La visita de Cayetana Álvarez de Toledo
Queriendo atraer votantes se ha ofendido a los emplazados. ¡Quiénes son los jóvenes mexicanos para que se les haga objeto de insolencias semejantes y de jaleos dignos de mejor causa! Como si se tratara de azuzar a la jauría
Recién he leído en la prensa, con motivo de una asamblea de carácter político proselitista disfrazada de reunión académica, que el conocido empresario que patrocina en Puebla un llamado festival de las ideas ha dicho que “el traer buenos oradores a México es una buena forma de invertir su dinero”. Y vaya si lo es... según se vea. Ya no hay, en efecto, buenos oradores en nuestro país. Hubo un tiempo en que los hubo y a manos llenas. Esperemos que a nuestro potentado no se le ocurra invertir su dinero —y parte del nuestro, pues se sabe que no se siente en el deber de participar en las cargas comunes—, esperemos, decía, que no se le ocurra financiar la visita de emperadores y no solo de oradores. Los hubimos. Y dos a falta de uno. El primero autóctono y el segundo importado, de grandes timbres y altos vuelos. Lástima. Ni aunque fueran buenos, porque de haberlos haylos, aunque por lo regular son malones y se echan a perder muy pronto.
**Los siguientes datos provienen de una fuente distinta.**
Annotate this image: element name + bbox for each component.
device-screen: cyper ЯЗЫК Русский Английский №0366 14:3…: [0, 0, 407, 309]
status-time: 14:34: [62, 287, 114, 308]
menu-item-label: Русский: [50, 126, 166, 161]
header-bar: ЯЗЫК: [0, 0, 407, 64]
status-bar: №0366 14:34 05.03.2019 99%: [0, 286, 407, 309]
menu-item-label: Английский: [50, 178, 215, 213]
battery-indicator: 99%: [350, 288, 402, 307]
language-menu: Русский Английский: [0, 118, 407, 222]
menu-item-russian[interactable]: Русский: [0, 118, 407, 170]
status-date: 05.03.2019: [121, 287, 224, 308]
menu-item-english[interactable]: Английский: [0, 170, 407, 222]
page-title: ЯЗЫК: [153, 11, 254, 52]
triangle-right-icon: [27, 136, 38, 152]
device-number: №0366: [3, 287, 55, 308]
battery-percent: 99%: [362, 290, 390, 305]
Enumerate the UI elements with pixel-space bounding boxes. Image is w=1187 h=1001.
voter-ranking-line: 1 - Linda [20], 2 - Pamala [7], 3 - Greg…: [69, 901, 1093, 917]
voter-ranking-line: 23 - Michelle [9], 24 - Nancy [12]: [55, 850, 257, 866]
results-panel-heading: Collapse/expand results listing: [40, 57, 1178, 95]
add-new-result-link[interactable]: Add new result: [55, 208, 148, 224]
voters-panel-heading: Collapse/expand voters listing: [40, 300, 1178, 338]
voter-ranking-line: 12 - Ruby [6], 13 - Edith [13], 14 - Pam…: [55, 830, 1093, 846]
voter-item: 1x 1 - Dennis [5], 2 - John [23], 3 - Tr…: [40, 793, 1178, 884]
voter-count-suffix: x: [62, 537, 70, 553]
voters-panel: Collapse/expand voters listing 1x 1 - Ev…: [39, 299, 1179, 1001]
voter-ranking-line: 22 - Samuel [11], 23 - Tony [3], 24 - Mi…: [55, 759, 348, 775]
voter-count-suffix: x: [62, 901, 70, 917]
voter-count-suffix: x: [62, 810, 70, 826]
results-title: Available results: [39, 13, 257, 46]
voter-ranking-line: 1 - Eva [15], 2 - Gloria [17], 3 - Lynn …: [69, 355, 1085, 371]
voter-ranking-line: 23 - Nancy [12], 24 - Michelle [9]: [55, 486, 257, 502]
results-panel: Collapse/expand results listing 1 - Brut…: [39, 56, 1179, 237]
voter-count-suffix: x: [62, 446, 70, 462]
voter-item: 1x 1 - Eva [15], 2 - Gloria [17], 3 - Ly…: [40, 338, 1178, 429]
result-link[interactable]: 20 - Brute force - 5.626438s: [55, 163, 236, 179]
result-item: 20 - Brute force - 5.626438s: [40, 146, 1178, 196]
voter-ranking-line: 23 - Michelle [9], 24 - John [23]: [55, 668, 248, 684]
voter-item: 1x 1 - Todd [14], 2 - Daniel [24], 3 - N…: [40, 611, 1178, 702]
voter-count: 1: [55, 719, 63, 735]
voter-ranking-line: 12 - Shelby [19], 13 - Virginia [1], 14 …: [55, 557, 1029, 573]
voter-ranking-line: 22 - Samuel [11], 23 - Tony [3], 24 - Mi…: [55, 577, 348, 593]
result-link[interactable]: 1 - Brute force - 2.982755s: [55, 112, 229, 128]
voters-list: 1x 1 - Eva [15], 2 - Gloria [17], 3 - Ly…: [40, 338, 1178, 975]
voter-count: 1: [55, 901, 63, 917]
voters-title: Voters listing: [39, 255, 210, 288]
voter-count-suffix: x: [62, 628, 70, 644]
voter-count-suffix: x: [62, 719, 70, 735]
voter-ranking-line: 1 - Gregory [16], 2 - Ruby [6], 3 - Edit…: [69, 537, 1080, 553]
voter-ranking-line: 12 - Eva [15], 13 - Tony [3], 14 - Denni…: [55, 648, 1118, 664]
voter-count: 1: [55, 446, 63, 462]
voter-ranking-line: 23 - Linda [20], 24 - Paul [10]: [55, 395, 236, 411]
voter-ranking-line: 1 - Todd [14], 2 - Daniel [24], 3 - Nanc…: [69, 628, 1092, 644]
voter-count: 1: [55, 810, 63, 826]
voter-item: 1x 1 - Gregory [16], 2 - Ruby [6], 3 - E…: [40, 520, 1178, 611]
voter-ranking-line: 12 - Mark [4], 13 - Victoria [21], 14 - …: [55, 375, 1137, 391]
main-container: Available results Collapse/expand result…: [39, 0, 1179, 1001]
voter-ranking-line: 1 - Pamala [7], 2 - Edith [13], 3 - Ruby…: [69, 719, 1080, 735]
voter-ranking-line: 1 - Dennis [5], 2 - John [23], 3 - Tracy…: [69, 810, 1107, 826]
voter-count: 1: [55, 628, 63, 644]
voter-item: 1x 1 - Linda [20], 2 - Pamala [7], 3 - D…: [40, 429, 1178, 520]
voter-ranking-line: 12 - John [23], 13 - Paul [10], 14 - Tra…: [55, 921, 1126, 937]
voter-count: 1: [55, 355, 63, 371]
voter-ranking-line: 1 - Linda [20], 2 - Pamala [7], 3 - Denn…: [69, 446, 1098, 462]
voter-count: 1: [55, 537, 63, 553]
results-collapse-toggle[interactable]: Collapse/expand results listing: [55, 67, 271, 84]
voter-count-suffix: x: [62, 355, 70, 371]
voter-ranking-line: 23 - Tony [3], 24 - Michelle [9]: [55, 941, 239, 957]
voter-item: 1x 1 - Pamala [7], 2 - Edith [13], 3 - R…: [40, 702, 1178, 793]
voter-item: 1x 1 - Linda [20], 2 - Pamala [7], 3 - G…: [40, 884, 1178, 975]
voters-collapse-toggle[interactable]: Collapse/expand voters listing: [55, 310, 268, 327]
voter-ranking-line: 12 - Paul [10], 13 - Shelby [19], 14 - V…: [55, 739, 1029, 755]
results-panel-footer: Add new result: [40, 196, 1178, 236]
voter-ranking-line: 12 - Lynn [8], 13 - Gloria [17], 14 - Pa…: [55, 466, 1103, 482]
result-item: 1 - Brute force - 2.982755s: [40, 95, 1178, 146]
El riesgo de no obtener rendimientos y ni aun el retorno de la inversión es altísimo. Más vale no menealle. Recordemos la sentencia de Víctor Hugo: toda intervención empieza en Puebla y termina en Querétaro.
¡Ay, Cayetana...!, como ha dicho Fabrizio. ¡En dónde te has metido, Cayetana! ¡Dónde viniste a dar! Esa es, en efecto, la expresión de asombro y de pena que se hace cuando se ve a alguien en lugar o situación inapropiados. ¡Ay, Cayetana...! Los corifeos que te trajeron sabían que más de uno se llevaría las palmas a la cara y abriría ojos y boca para proferir semejante exclamación. Pero sabían también que un buen número de nuestros intelectuales al uso te aclamaría sin el menor rubor. Fue realmente triste y aún penoso ver a un consagrado escritor y comentarista político alabar tu sublime, incomparable y bellísimo discurso hasta la exaltación, rayana en la cursilería. En un desaforado arrebato, con desprecio de la sindéresis y sin respeto alguno por la pena ajena, como quien tira la piedra y esconde la mano, el diestro crítico calificó tu discurso como una pertinente impertinencia. Vaya, pues... Siendo inadecuado e inconducente, no dejó de ser oportuno, adecuado, conveniente, acertado, indicado, afortunado y propio. Y todo esto dicho en vivo y en televisión abierta, en el noticiario y horario de mayor audiencia, ante el pasmo del entrevistador que no sabía dónde meterse ni cómo explicar o justificar tamaño despropósito.
¡Ay, Joaquín...! Ni modo. ¡Qué le ibas a hacer! Parece que a estos señores hay que pasarles todo, cualquier cosa. Justificarles la que sea. Hasta la ignominia, como cuando el PRI. ¿Te acuerdas?
En fin, Cayetana, que tu intervención no dejará rendimientos. Ni siquiera el retorno del capital. Todo lo contrario. Se ha caído en un error, en una equivocación elemental. Queriendo atraer votantes se ha ofendido a los emplazados. ¡Quiénes son los jóvenes mexicanos para que se les haga objeto de insolencias semejantes y de jaleos dignos de mejor causa! Como si se tratara de azuzar a la jauría. No son maneras para dirigirte, en especial, a tus congéneres, a quienes tengo la impresión de que se han perdido.
Y sin embargo, en apariencia tu discurso fue bueno, Cayetana. Un poco largo, más o menos bien dicho y no tan mal estructurado, aunque no dejó de ser una impertinencia absoluta, sin atenuantes, y una vulgar majadería indigna de tu prosapia. No te preocupes. En peores nos las hemos visto. Vade in pacem, Cayetana.